Playoff Loss Shows Steelers Still At A Loss About How To Use Dri Archer

It’s difficult to speak to the success or failure of a draft class in their rookie season, in all cases. Regardless of how well or poorly the group may have played in its first season, past results do not guarantee future replication.

Ryan Shazier, for example, began the season as a starter, but ended it as a reserve. Stephon Tuitt could hardly find a fistful of snaps to start the year, but closed out his rookie season starting the Pittsburgh Steelers’s last five games, including their playoff appearance.

Neither player could really be fairly said to have had a disappointing or overly positive season, in my estimation. There were highs and lows, but mostly, 2014 was a building block for the future when it comes to these players.

In the case of Martavis Bryant, his immediate productivity was a nice bonus, to be certain, and his steady growth was easier to discern. Nine touchdowns in 11 games is obviously nothing to sneeze at, nor is 21.1 yards per reception.

In between those picks was Dri Archer, the slight running back selected at the end of the third round. After seeing about a dozen snaps in his first game, he missed a pair of games with an injury, and then struggled to find any playing time. He was even inactive a couple of times late in the season.

But in the Wildcard game, with Le’Veon Bell out, Archer got a lot of work, though most of it came in the passing game. He had just one carry in the game, which went for minus one yard when he tried to bounce a run outside rather than hitting the hole inside the block of his tight end.

In all, Archer caught three passes in the game for 15 yards, with a long of seven on a play that looked to be a failure. He ran into his own lineman, but was able to spin and wiggle his way for positive yardage. Of course, he also had a 19-yard touchdown reception nullified by a holding call, which would no doubt have colored his performance in a different light had it stood.

While I rewatched the game and realized how much he played—about 30 or so snaps—I couldn’t help but notice the Steelers not really seeming to have a good strategy to use him in ways that do not make him a liability when he is not the target.

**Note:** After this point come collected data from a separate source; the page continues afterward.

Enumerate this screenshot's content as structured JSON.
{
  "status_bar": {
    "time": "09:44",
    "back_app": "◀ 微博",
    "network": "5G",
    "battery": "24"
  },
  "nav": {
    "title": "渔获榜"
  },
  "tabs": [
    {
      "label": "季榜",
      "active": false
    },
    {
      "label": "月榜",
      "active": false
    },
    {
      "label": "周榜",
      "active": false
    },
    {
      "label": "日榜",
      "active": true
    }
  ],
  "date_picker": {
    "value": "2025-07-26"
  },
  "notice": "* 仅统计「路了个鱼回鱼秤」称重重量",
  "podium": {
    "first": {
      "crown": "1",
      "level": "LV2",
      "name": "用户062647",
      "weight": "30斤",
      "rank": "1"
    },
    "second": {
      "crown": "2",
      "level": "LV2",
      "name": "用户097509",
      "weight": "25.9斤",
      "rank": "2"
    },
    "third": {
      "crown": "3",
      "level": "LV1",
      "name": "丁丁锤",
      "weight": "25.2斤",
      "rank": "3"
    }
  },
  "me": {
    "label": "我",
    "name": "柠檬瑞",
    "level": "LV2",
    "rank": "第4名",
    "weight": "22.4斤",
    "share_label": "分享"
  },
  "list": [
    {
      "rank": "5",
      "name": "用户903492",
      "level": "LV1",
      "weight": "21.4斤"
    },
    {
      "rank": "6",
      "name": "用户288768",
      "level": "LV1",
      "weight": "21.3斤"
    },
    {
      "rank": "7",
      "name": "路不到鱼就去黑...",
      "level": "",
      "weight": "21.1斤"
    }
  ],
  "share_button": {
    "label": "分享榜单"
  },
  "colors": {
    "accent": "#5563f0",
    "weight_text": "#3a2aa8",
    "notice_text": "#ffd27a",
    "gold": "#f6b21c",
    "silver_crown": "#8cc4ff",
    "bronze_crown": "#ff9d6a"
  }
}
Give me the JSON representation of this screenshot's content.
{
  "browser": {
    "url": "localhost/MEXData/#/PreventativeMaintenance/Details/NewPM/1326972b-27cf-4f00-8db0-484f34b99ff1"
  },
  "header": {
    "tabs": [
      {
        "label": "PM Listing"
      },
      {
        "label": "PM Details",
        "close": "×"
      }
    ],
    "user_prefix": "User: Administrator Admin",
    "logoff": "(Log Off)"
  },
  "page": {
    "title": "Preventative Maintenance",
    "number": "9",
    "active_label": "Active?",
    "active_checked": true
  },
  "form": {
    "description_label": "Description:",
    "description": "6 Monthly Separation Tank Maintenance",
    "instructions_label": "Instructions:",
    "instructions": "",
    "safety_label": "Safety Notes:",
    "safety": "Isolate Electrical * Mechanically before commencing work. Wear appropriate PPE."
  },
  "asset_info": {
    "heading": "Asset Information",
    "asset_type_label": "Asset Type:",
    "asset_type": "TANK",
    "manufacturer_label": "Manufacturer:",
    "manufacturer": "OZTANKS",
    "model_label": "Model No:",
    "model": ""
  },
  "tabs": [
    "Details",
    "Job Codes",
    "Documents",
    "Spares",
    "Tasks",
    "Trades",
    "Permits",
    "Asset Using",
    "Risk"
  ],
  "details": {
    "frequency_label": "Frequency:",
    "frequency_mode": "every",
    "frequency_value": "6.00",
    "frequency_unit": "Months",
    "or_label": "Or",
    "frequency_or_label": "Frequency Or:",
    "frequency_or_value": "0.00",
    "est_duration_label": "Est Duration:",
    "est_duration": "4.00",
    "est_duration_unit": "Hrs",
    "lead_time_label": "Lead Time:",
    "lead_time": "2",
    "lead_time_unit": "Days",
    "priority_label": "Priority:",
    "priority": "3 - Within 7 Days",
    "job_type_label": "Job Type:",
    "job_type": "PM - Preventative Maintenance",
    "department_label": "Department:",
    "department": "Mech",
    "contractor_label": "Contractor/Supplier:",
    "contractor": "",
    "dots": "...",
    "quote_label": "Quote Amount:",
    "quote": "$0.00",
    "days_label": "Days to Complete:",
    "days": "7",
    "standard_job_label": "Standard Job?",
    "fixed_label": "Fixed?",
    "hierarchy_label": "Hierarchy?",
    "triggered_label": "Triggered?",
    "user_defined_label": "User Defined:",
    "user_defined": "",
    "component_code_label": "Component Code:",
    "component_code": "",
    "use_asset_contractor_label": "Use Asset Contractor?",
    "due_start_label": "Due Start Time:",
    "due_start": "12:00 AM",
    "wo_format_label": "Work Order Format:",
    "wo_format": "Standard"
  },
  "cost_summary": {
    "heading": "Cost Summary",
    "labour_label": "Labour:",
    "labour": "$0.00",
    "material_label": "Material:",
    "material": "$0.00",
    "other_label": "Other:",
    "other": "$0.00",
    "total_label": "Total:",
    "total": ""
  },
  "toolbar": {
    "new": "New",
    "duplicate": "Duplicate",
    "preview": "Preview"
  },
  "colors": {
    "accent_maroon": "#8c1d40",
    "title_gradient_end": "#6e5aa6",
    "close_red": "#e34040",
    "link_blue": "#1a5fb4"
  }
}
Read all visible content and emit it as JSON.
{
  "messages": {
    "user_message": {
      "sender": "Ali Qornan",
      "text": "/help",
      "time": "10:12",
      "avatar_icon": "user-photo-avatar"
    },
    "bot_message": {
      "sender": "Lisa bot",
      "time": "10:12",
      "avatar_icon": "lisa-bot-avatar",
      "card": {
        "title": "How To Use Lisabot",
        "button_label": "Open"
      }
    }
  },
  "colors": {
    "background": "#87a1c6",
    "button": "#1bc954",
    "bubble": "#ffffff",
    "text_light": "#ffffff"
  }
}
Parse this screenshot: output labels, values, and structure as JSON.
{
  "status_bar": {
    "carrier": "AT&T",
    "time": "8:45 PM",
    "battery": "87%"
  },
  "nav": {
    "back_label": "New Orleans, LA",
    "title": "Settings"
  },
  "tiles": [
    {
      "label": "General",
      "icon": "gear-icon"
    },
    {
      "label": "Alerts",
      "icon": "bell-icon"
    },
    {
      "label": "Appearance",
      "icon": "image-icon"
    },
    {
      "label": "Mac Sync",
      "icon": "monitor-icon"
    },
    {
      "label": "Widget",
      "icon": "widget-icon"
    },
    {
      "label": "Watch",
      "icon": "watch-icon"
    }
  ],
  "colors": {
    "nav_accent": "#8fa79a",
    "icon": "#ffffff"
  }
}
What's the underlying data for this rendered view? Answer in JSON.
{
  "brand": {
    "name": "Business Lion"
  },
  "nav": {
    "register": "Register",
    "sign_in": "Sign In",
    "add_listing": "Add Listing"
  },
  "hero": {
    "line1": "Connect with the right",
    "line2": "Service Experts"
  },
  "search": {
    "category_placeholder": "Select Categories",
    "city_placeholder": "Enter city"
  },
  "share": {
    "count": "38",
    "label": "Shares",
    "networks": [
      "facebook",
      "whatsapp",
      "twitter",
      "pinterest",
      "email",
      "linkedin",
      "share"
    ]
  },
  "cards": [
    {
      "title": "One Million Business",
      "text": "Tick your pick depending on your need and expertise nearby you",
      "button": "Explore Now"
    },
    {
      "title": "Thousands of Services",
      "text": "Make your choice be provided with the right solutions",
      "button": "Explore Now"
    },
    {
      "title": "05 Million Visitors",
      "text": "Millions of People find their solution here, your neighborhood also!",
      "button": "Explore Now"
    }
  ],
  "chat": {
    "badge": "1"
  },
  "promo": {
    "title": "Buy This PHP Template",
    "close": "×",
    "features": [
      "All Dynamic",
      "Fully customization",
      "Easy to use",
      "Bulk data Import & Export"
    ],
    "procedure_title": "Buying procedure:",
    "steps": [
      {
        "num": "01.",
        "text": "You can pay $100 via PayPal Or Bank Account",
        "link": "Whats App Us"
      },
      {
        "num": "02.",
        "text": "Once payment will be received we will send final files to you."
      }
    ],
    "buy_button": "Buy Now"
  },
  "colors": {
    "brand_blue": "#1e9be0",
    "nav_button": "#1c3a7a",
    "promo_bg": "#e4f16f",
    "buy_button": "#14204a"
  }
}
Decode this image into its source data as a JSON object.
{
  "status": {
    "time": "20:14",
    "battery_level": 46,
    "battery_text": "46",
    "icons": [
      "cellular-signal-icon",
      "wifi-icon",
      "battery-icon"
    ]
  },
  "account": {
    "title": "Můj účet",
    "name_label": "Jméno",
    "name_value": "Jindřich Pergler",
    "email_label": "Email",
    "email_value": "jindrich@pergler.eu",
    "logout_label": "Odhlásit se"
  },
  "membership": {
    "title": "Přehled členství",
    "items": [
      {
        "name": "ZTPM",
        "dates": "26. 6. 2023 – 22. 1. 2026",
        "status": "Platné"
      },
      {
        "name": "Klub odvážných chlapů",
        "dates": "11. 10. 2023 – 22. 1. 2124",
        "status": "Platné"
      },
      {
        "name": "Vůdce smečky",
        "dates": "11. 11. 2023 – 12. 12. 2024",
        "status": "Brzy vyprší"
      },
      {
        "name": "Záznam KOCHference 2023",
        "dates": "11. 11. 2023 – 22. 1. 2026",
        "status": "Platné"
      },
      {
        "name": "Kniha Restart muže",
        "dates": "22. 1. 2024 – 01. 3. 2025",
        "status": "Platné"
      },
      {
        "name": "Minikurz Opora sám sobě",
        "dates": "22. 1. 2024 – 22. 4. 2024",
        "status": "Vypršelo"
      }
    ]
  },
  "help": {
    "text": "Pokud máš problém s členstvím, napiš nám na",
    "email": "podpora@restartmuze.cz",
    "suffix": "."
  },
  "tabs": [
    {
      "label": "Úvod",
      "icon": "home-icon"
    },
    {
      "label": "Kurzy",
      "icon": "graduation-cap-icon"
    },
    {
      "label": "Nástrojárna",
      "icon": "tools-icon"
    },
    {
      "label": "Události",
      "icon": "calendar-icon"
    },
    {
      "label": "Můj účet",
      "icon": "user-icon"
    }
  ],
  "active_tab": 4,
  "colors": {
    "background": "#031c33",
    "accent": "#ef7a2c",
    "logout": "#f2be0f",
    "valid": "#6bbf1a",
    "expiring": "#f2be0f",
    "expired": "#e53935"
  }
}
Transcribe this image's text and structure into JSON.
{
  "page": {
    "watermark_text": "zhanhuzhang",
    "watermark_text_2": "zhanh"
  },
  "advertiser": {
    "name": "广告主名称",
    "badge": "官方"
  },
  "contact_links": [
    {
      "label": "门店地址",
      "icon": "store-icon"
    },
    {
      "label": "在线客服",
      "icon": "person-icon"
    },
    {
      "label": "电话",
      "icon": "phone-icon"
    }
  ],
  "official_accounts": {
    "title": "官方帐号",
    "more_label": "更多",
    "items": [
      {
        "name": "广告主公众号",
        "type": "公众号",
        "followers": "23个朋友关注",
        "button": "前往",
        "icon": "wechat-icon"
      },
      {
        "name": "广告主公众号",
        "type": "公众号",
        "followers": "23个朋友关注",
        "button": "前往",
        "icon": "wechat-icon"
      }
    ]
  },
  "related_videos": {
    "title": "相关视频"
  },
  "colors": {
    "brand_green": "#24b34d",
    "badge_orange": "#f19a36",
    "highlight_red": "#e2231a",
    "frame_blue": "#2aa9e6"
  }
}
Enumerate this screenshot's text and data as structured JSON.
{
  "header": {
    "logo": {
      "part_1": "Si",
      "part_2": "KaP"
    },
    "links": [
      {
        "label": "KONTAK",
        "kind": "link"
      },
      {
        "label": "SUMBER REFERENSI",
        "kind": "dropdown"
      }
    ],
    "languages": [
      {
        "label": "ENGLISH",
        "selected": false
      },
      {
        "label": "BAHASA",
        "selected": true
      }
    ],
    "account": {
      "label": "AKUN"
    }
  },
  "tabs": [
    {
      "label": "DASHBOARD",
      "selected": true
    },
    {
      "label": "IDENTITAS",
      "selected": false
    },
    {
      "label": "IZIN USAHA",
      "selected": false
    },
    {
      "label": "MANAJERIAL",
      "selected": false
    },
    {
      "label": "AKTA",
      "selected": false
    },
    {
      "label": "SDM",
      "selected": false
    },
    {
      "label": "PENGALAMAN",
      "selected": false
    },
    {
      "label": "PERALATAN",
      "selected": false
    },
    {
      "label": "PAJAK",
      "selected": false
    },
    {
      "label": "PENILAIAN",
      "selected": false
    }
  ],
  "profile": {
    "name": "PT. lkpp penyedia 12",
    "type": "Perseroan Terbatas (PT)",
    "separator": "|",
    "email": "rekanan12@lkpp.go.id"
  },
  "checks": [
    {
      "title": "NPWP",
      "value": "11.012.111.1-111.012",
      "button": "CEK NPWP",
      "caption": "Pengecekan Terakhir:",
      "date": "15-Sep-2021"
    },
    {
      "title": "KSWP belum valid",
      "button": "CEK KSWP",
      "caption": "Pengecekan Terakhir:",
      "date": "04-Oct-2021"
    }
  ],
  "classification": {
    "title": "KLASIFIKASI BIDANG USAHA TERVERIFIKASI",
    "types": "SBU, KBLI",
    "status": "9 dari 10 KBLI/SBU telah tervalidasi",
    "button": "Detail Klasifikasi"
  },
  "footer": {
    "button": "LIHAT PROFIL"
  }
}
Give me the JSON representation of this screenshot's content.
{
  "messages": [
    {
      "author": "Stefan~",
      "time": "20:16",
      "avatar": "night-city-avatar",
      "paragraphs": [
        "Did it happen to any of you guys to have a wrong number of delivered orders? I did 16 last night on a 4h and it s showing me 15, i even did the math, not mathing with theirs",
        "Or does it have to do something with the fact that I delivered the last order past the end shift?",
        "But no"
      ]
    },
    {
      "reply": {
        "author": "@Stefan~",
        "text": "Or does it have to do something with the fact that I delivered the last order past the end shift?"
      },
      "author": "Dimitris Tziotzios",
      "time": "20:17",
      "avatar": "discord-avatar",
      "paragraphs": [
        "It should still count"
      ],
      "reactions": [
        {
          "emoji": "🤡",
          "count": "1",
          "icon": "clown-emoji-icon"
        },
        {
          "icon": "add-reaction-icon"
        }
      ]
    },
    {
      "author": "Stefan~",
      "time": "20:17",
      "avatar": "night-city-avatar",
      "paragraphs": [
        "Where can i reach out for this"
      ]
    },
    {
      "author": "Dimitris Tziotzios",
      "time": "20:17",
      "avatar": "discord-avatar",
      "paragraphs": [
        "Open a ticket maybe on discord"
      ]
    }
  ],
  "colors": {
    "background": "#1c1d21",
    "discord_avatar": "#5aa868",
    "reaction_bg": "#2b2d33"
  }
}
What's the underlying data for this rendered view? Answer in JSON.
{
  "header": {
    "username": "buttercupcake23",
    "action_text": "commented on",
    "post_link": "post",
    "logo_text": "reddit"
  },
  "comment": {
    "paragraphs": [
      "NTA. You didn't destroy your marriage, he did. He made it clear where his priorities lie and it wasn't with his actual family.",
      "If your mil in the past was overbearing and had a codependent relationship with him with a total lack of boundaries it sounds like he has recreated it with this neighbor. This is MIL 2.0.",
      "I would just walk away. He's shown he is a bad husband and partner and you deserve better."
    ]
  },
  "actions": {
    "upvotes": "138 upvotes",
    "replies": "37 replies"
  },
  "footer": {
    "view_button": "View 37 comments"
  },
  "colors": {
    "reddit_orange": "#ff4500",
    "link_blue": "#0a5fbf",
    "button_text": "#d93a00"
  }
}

I observed, for example, that he was on the field for every single one of Ben Roethlisberger’s five sacks, and in no instance did the Steelers have him attempt to throw a block, or even much of a chip of any kind. Oncoming rushers hardly paid him any mind.

Perhaps there was a time or two in which Roethlisberger errantly failed to look in his direction—the double coverage interception to Antonio Brown late in the game comes to mind—but after finally watching a full Steelers game in which he saw significant playing time, I can’t help but come away with the conclusion that the offensive brain trust has some work to do to figure out how most effectively to use this weapon heading into next season.